EU tries to find Libyan solution
EU foreign ministers are trying to work out a political solution to the Libyan conflict, as well as post-war planning to ensure the country does not descend into chaos.
Nato, commanding the international campaign to protect civilians from the regime of Muammar Gaddafi, has been intensifying its airstrikes on Tripoli, the Libyan capital.
But the military alliance has been forced twice in recent days to acknowledge that its strikes have gone wrong, each time causing unintended casualties.
However Dutch foreign minister Uri Rosenthal said progress was being made.
"Gaddafi is desperate," he said. "We are squeezing his regime and stepping up the pressure by additional sanctions.

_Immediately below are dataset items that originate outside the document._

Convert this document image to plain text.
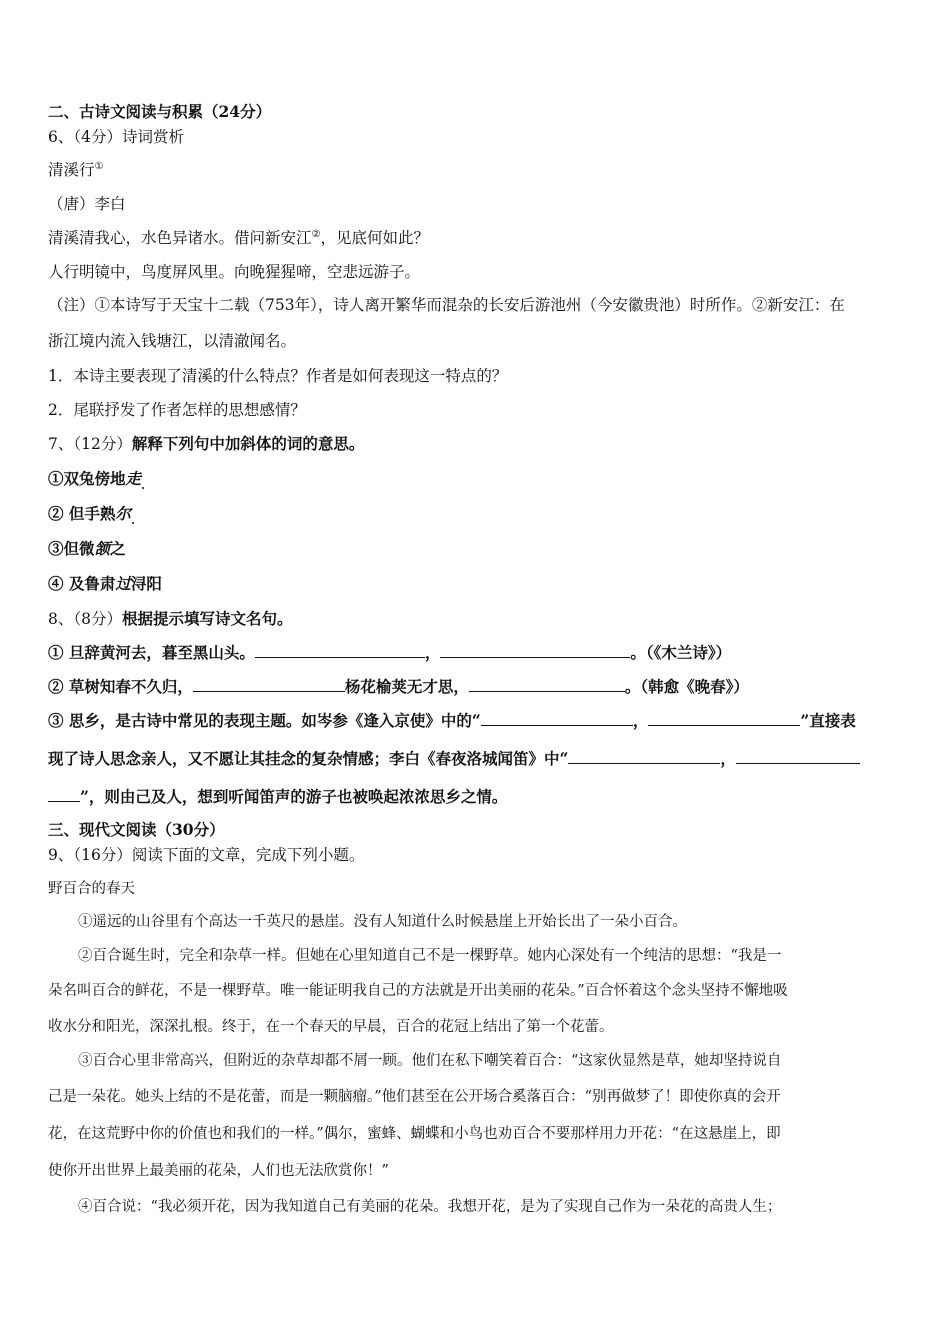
二、古诗文阅读与积累（24分）
6、（4分）诗词赏析
清溪行①
（唐）李白
清溪清我心，水色异诸水。借问新安江②，见底何如此？
人行明镜中，鸟度屏风里。向晚猩猩啼，空悲远游子。
（注）①本诗写于天宝十二载（753年），诗人离开繁华而混杂的长安后游池州（今安徽贵池）时所作。②新安江：在
浙江境内流入钱塘江，以清澈闻名。
1．本诗主要表现了清溪的什么特点？作者是如何表现这一特点的？
2．尾联抒发了作者怎样的思想感情？
7、（12分）解释下列句中加斜体的词的意思。
①双兔傍地走
② 但手熟尔
③但微颔之
④ 及鲁肃过浔阳
8、（8分）根据提示填写诗文名句。
① 旦辞黄河去，暮至黑山头。	，	。（《木兰诗》）
② 草树知春不久归，	杨花榆荚无才思，	。（韩愈《晚春》）
③ 思乡，是古诗中常见的表现主题。如岑参《逢入京使》中的“	，	”直接表
现了诗人思念亲人，又不愿让其挂念的复杂情感；李白《春夜洛城闻笛》中“	，
”，则由己及人，想到听闻笛声的游子也被唤起浓浓思乡之情。
三、现代文阅读（30分）
9、（16分）阅读下面的文章，完成下列小题。
野百合的春天
①遥远的山谷里有个高达一千英尺的悬崖。没有人知道什么时候悬崖上开始长出了一朵小百合。
②百合诞生时，完全和杂草一样。但她在心里知道自己不是一棵野草。她内心深处有一个纯洁的思想：“我是一
朵名叫百合的鲜花，不是一棵野草。唯一能证明我自己的方法就是开出美丽的花朵。”百合怀着这个念头坚持不懈地吸
收水分和阳光，深深扎根。终于，在一个春天的早晨，百合的花冠上结出了第一个花蕾。
③百合心里非常高兴，但附近的杂草却都不屑一顾。他们在私下嘲笑着百合：“这家伙显然是草，她却坚持说自
己是一朵花。她头上结的不是花蕾，而是一颗脑瘤。”他们甚至在公开场合奚落百合：“别再做梦了！即使你真的会开
花，在这荒野中你的价值也和我们的一样。”偶尔，蜜蜂、蝴蝶和小鸟也劝百合不要那样用力开花：“在这悬崖上，即
使你开出世界上最美丽的花朵，人们也无法欣赏你！”
④百合说：“我必须开花，因为我知道自己有美丽的花朵。我想开花，是为了实现自己作为一朵花的高贵人生；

This is a matter of patience and resolve and the Libyan people will prevail."
EU foreign policy chief Catherine Ashton has expressed concern about post-war stability in Libya if planning is not done and help is not rendered.
She has said a successful post-conflict period in North Africa will require what she calls the three M's: money, market access and mobility. She wants Europe to contribute billions to develop the economies of Libya, Egypt and Tunisia. Meanwhile Libya claimed a Nato airstrike on a large family compound belonging to a close associate of Gaddafi has killed at least 15 people, including three children, west of Tripoli.
But Nato said it had not conducted any strikes in that area in the past 24 hours.
Gaddafi's regime has repeatedly accused Nato of targeting civilians in an attempt to rally support against the alliance's intervention in the country's civil war. Nato has repeatedly insisted it tries to avoid killing civilians.